Als er einmal auf dem Platz nebenan Nachwuchstrainer von Birmingham City erkannte, sprach er den Chef von ihnen an, erzählte von Sport 4 Life UK und den vielversprechenden Talenten bei ihm und wie schade es ist, dass sie nicht in einer Mannschaft spielen. Der Cheftrainer sagte daraufhin, dass sie zu einem Probetraining kommen können, und wenn sie gut genug sind, in die Akademie aufgenommen werden. Als Zeeks den Jungs davon erzählte, waren sie total aufgeregt. Diese kleine Geschichte verrät viel darüber, wie er zu den Jungs steht und wie er sich für sie einsetzt. Sie haben in ihm ein Vorbild, das aussieht wie sie, das auf den selben Straßen unterwegs war und den Weg gegangen ist, den sie eingeschlagen haben. Kleine Taten wie diese rücken das unmöglich Erscheinende der Realität näher.
„Das Training macht ihnen dann mehr Freude. Es wirkt befreiend auf sie und sie sind dann uns gegenüber offener.“
Mukhtar (16) aus Ward End kam aus dem Sudan über Toulouse nach Birmingham und ist jetzt eine der Stützen der Abende in Aston. Er erinnert sich, wie schwer es zu Beginn war. Viele waren älter als er, manchmal traute er sich nicht, den Ball zu fordern oder einen Trick auszuprobieren. Über die Monate öffnete er sich jedoch, glaubte mehr an sich selbst und die Fähigkeiten, die er auf den Platz bringt.

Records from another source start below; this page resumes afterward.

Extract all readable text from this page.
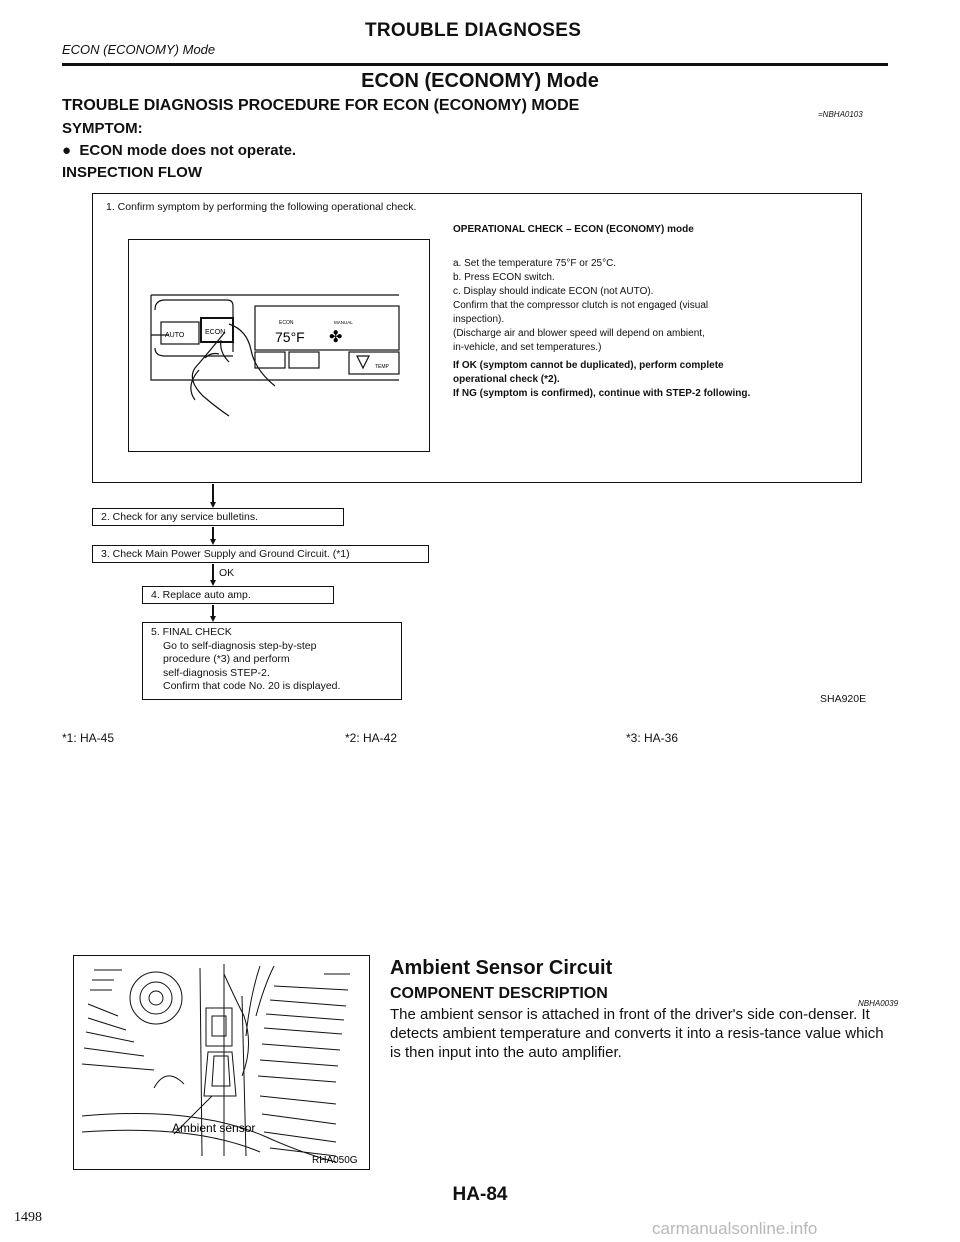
ECON (ECONOMY) Mode
TROUBLE DIAGNOSES
ECON (ECONOMY) Mode
TROUBLE DIAGNOSIS PROCEDURE FOR ECON (ECONOMY) MODE
=NBHA0103
SYMPTOM:
●  ECON mode does not operate.
INSPECTION FLOW
1. Confirm symptom by performing the following operational check.
OPERATIONAL CHECK – ECON (ECONOMY) mode
a. Set the temperature 75°F or 25°C.
b. Press ECON switch.
c. Display should indicate ECON (not AUTO).
Confirm that the compressor clutch is not engaged (visual
inspection).
(Discharge air and blower speed will depend on ambient,
in-vehicle, and set temperatures.)
If OK (symptom cannot be duplicated), perform complete
operational check (*2).
If NG (symptom is confirmed), continue with STEP-2 following.
ECON	MANUAL
75°F ✤
AUTO	ECON
TEMP
2. Check for any service bulletins.
3. Check Main Power Supply and Ground Circuit. (*1)
OK
4. Replace auto amp.
5. FINAL CHECK
Go to self-diagnosis step-by-step
procedure (*3) and perform
self-diagnosis STEP-2.
Confirm that code No. 20 is displayed.
SHA920E
*1: HA-45	*2: HA-42	*3: HA-36
Ambient sensor
RHA050G
Ambient Sensor Circuit
COMPONENT DESCRIPTION
NBHA0039
The ambient sensor is attached in front of the driver's side con-denser. It detects ambient temperature and converts it into a resis-tance value which is then input into the auto amplifier.
HA-84
1498
carmanualsonline.info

„Die wissen, dass ich jetzt da bin ...“
Souleyman aus Erdington ist ein weiterer regelmäßiger Freitagsgast. Seine Eltern kommen aus Benin. Bevor er nach Birmingham kam, wuchs er in Österreich auf. Auch er ist einer von vielen Immigranten der ersten oder zweiten Generation.
„Beim Fußball kann ich Stress abbauen ... Alles, was mich belastet, kann ich beim Fußball verarbeiten.
Als er in Schwierigkeiten kam, setzten sich die Trainer mit ihm zusammen.
„Die haben sich ernsthaft mit mir unterhalten ... Nicht so, als wäre es ihnen letztendlich egal – denn ich war ihnen wichtig. Sie nahmen sich die Zeit und sprachen mit mir über alles. Ab da begann ich mich zu verändern.“
Die Trainings sind ein sicherer Rückzugsraum. Das ist eine der Veränderungen, über die sich Ezekiel am meisten freut. Wenn bei den über ganz Birmingham verteilten Trainings Jungs aus unterschiedlichen Kontinenten auf Kunstrasen der fünften Generation zusammenkommen, werden Lebenswege geprägt.
„Sie kommen her, um Bildungsstress zu vergessen, um Spaß zu haben und neue Freunde kennenzulernen.“
Ezekiel möchte weiterhin für Sport 4 Life UK arbeiten. Die Arbeit ist für ihn zur Leidenschaft geworden und erfüllt ihn mit Sinn. Seine Abschlussarbeit hat Sport 4 Life UK zum Thema. Nach dem Studium möchte er mit einer Vollzeitstelle weitermachen und Kids, wie er selbst einmal eines war, auf den rechten Weg bringen Richtung Bildung oder Sport oder was auch immer ihre Träume sind. Wenn Lokalhelden in einer Stadt an einem Strang ziehen, trotzen sie den pandemiebedingten Rücksetzern und zeigen, dass die Zukunftsaussichten für junge Menschen in Birmingham vielversprechend sind.